Parmi les exigences figurent l’actualisation des statuts et règlements intérieurs, l’organisation de congrès extraordinaires de mise en conformité à tous les niveaux ainsi que la production de justificatifs de siège dans l’ensemble des préfectures du pays.
Le Premier ministre, Amadou Oury Bah, a rappelé que la loi s’appliquera à toutes les formations sans exception. Il estime que certains partis ont adopté des « attitudes hors des critères établis » par le ministère chargé de l’administration du territoire et de la gestion de l’espace politique, soulignant que « la légalité s’imposera » à tous.
En Guinée, l’opposition dénonce une volonté de dissolution
Du côté de l’opposition, la mesure suscite de vives critiques.
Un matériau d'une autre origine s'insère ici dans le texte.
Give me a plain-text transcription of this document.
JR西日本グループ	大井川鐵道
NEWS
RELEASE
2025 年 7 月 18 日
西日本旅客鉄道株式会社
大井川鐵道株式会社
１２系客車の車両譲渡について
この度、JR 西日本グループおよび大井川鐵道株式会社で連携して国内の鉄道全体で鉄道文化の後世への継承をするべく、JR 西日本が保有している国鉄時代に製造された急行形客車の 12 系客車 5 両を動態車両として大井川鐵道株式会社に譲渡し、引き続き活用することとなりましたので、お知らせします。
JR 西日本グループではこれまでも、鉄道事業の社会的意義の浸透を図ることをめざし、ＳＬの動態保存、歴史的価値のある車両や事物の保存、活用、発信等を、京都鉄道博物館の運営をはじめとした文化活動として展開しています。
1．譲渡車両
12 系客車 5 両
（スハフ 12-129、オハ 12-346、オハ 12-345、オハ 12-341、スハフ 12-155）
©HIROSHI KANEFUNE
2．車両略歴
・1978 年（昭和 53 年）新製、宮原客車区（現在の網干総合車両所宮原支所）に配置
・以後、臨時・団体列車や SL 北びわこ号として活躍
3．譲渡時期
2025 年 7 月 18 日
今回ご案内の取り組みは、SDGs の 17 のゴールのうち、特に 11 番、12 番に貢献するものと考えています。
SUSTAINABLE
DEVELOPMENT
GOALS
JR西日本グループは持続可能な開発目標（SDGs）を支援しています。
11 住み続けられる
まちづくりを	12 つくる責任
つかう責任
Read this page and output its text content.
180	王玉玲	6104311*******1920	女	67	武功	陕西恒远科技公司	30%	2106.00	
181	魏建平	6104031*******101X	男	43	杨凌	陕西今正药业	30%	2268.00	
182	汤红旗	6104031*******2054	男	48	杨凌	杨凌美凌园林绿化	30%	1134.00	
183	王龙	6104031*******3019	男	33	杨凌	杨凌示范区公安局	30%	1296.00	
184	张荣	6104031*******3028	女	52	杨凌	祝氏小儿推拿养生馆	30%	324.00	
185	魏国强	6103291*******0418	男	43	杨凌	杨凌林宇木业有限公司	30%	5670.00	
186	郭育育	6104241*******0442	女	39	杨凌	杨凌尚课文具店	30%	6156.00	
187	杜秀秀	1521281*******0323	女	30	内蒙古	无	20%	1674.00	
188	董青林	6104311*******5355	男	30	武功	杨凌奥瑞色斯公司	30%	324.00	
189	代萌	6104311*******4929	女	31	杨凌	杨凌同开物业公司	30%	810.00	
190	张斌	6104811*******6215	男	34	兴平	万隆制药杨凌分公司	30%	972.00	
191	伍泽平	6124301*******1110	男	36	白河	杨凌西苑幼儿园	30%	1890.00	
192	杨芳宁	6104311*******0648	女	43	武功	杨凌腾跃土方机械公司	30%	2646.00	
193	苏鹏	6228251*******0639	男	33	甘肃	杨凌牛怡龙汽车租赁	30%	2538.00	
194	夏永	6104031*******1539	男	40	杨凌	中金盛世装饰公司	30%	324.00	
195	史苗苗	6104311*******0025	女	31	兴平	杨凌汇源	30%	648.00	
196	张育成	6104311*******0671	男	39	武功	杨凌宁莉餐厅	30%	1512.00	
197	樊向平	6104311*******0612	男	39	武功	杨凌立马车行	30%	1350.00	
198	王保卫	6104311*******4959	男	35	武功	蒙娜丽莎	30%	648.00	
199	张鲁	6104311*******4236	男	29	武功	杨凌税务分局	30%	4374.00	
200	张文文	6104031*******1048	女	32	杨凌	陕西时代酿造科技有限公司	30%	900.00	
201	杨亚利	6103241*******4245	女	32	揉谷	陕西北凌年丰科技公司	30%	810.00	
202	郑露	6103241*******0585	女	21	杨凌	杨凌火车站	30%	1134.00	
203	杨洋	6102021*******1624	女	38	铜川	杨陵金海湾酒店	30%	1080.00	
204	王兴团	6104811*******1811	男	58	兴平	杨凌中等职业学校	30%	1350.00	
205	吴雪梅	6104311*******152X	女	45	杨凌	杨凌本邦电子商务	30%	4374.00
Pour Rafiou Sow, leader du Parti du renouveau et du progrès (PRP), l’objectif des autorités serait de fragiliser, voire dissoudre les principales forces politiques du pays. Il affirme que « l’opposition, la vraie, est muselée » et accuse le gouvernement de chercher à détruire les partis existants.
Même interrogation chez Faya Millimouno, du Bloc libéral, qui souligne le paradoxe d’une telle injonction à moins d’un mois des élections législatives et locales. Selon lui, l’administration perd en neutralité, l’espace civique se restreint et l’élection risque de devenir « un simple rituel de confirmation ».
Les partis disposent d’un délai jusqu’au 25 mai pour satisfaire aux nouvelles obligations. À défaut, ils perdront leur reconnaissance juridique.